CHAPITRE 5

SEBASTIAN

Ça fait une heure que je regarde le mur de briques rouges du Oh-Pool ; soixante minutes à réfléchir à ce que je vais bien pouvoir chanter, à regretter de ne pas avoir su dire non. Mon cerveau frappe durement l’intérieur de mon crâne depuis que j’ai chuté dans la salle de bain et je dois me taper un concert improvisé malgré cet état. J’ai fait pire dans des conditions plus exécrables. À jeun, c’est différent.

Le cadran de la radiocassette de ma vieille bagnole affiche 20 h 57 ; il est maintenant trop tard pour reculer… Mon portable vibre dans la poche de mon jeans tout déchiré. Ça fait bien huit fois que la personne qui tente de me rejoindre tombe sur ma boîte vocale. Si seulement j’avais la confiance de mon frère pour avancer, malgré toutes les angoisses que je ressens, dès qu’une situation qui demande la maîtrise de soi ou du cran se présente.

— Ah ! Putain, Sebastian, j’pensais que tu ne te pointerais jamais, lance Trisha depuis la fenêtre ouverte du côté passager.

Surpris par sa présence, je sursaute en échappant ma clope sur ma cuisse. Trish m’observe avec ce grand sourire sympathique avant d’ouvrir la portière pour poser ses fesses sur le siège libre. En la regardant faire, j’oublie que la cendre chaude creuse le tissu de mon pantalon, trouvant chemin jusqu’à ma peau.

— Merde ! lâché-je en frappant la cigarette pour qu’elle retombe au sol sur le tapis de la voiture.

— Je me trompe ou tu as le trac, joli cœur ?

— Jeeee… Moi ? Non ! En fait, peut-être un peu.

— T’es mignon quand tu bégaies.

— M… merci.

Un stress complètement différent s’empare de moi en voyant la femme, vêtue comme pour assister à un spectacle de country, se lécher les lèvres en me reluquant des pieds à la tête. Trisha avance sa main lentement vers mon visage en écartant une des centaines de mèches rebelles de ma tignasse, puis se met à effleurer ma barbe du bout des doigts avant de les descendre sur mon torse.

— Je connais un moyen efficace pour évacuer la pression, Seb.

Sa voix n’est plus qu’un murmure chaud.
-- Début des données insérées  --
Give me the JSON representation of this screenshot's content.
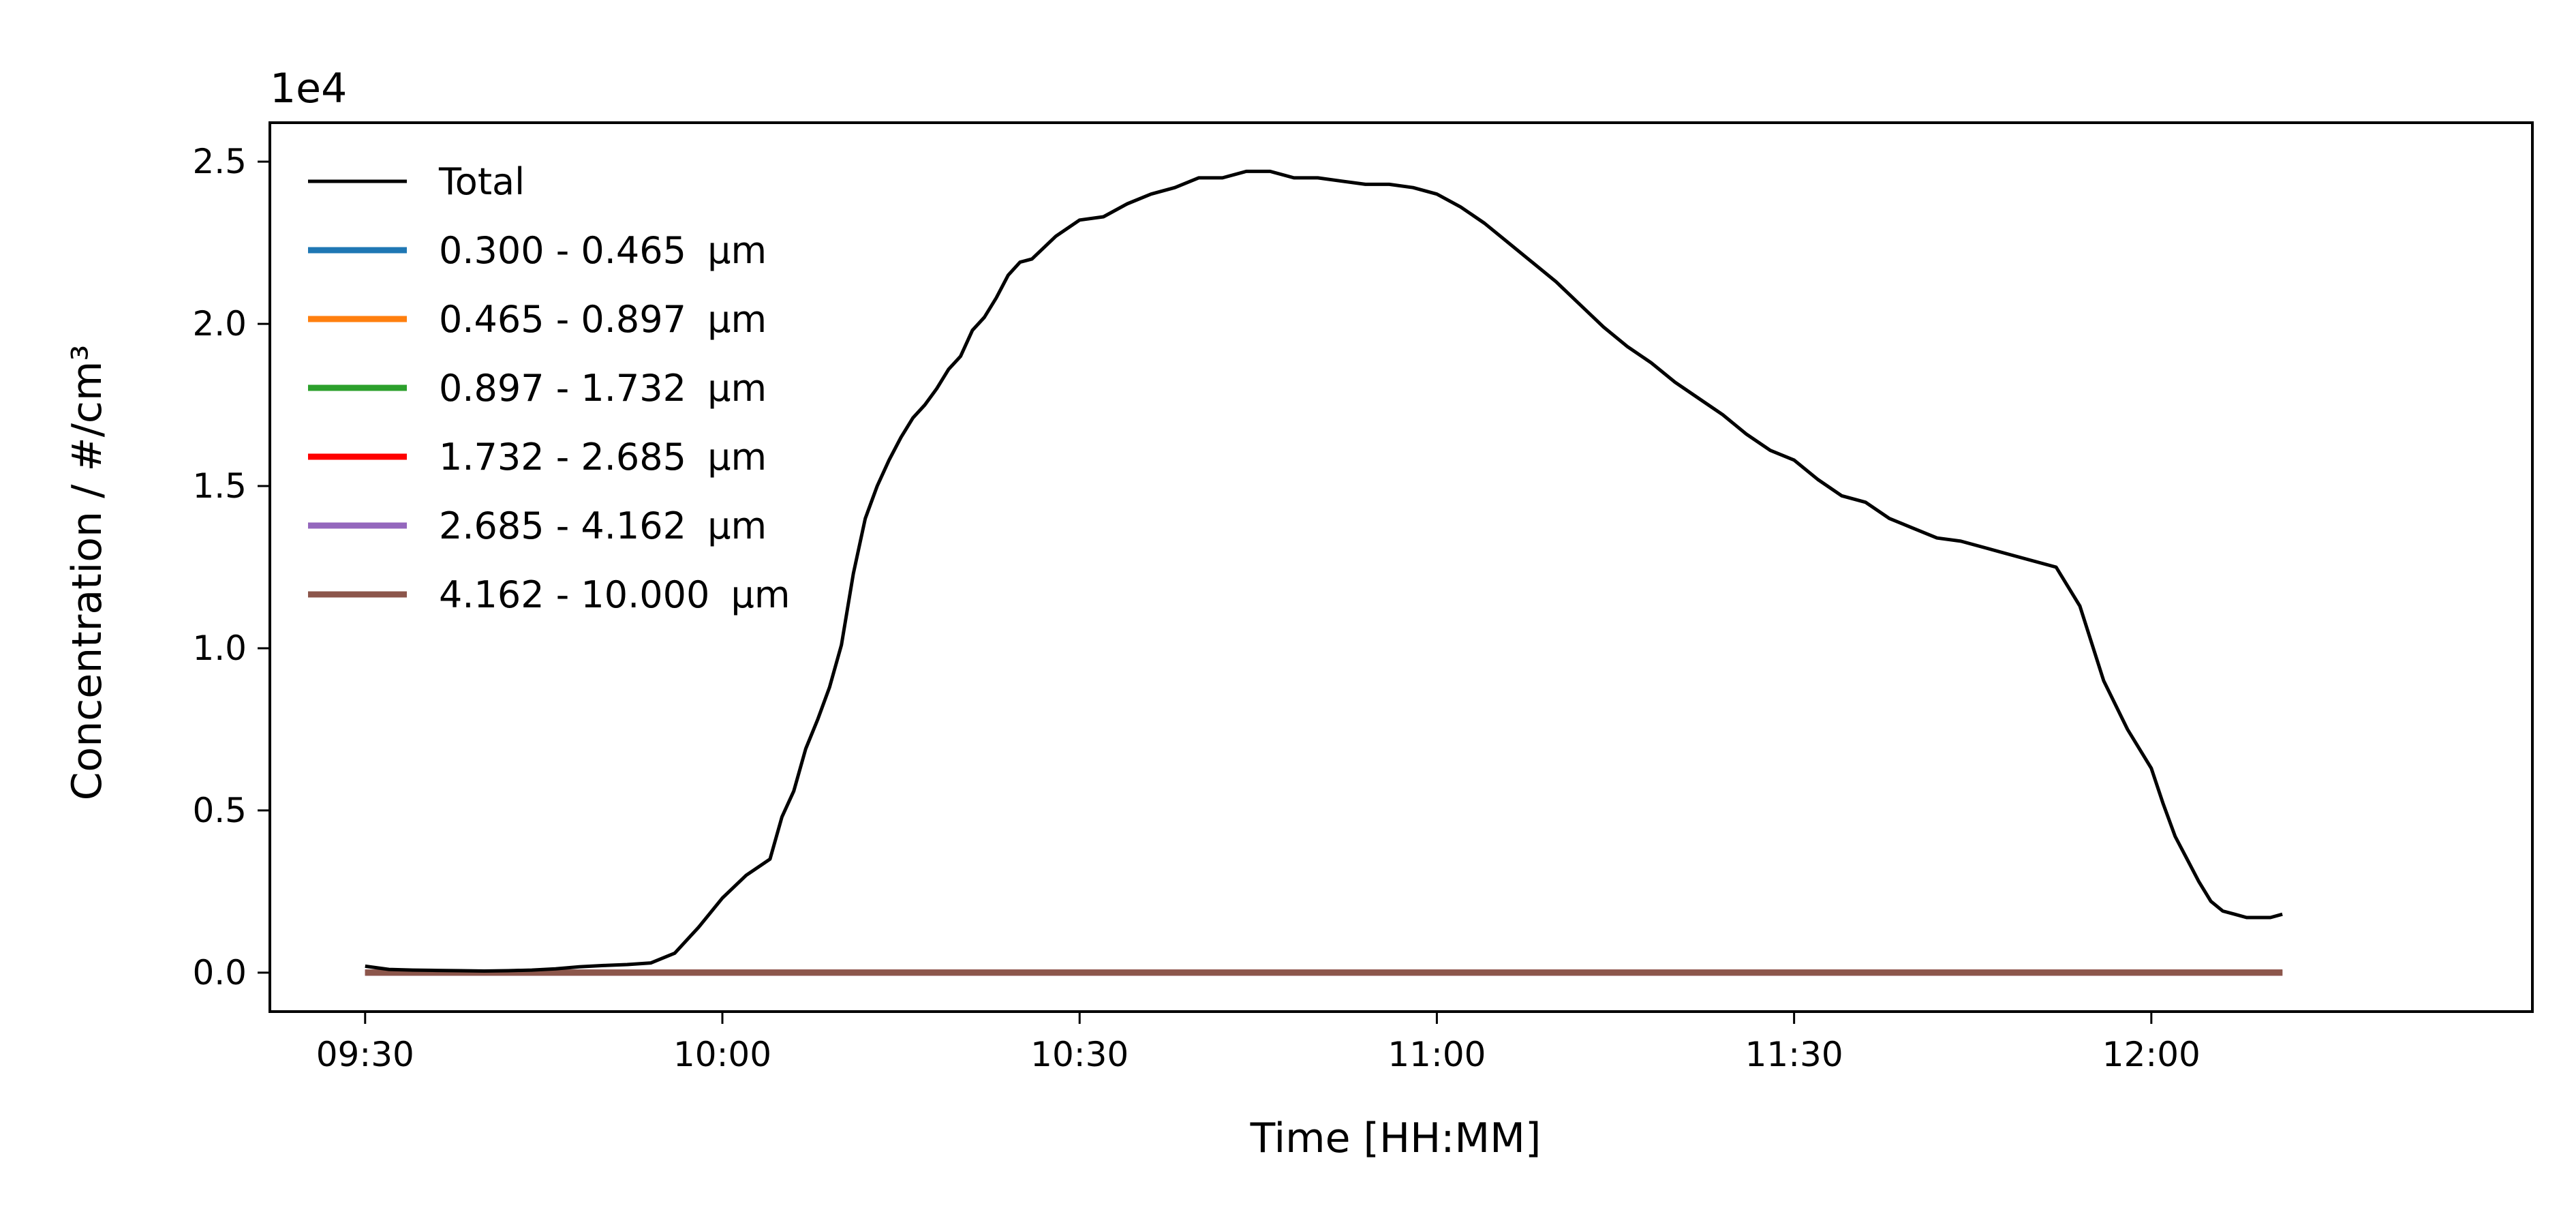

Elle s’approche de moi malgré la console qui nous sépare, puis elle finit par poser sa main sur la bosse entre mes jambes.

— J… je… ce ne sera pas nécessaire. Tu n’as p… pas un bar à tenir ?

— Si, mais tu verras, ce ne sera pas très long.

Un lourd soupir s’échappe de ma gorge lorsqu’elle se met à malaxer mon service trois-pièces. Je crois qu’elle prend ça pour une supplication, puisque deux petites secondes plus tard, Trish sort ma verge de mon pantalon.

— Qu’est-ce que c’est sexy, un mec qui ne porte pas de boxer !

Devrais-je lui dire que c’est parce que le temps me manque pour faire la lessive ? Oh, putain ! Voilà maintenant qu’elle m’engloutit jusqu’au fond de sa gorge.

— T… tu n’es pas obligée, Tri… shaaaa !

— Laisse-toi aller. Depuis le temps que j’ai envie de toi !

Me laisser aller ? Comment suis-je censé faire ça quand toutes mes pensées sont dirigées vers une playlist complètement vide par mon manque d’inspiration ? C’est tout simplement impossible de me concentrer sur autre chose en ce moment. Je crois que ça se voit à ma demi-érection que Trish essaie de motiver en doublant les sons de succion désagréables. Comme si elle avait reçu une claque en pleine tronche, elle délaisse sa fellation pour poser son regard accusateur dans le mien :

— T’es gai ? me demande-t-elle en plissant des yeux comme pour me jauger.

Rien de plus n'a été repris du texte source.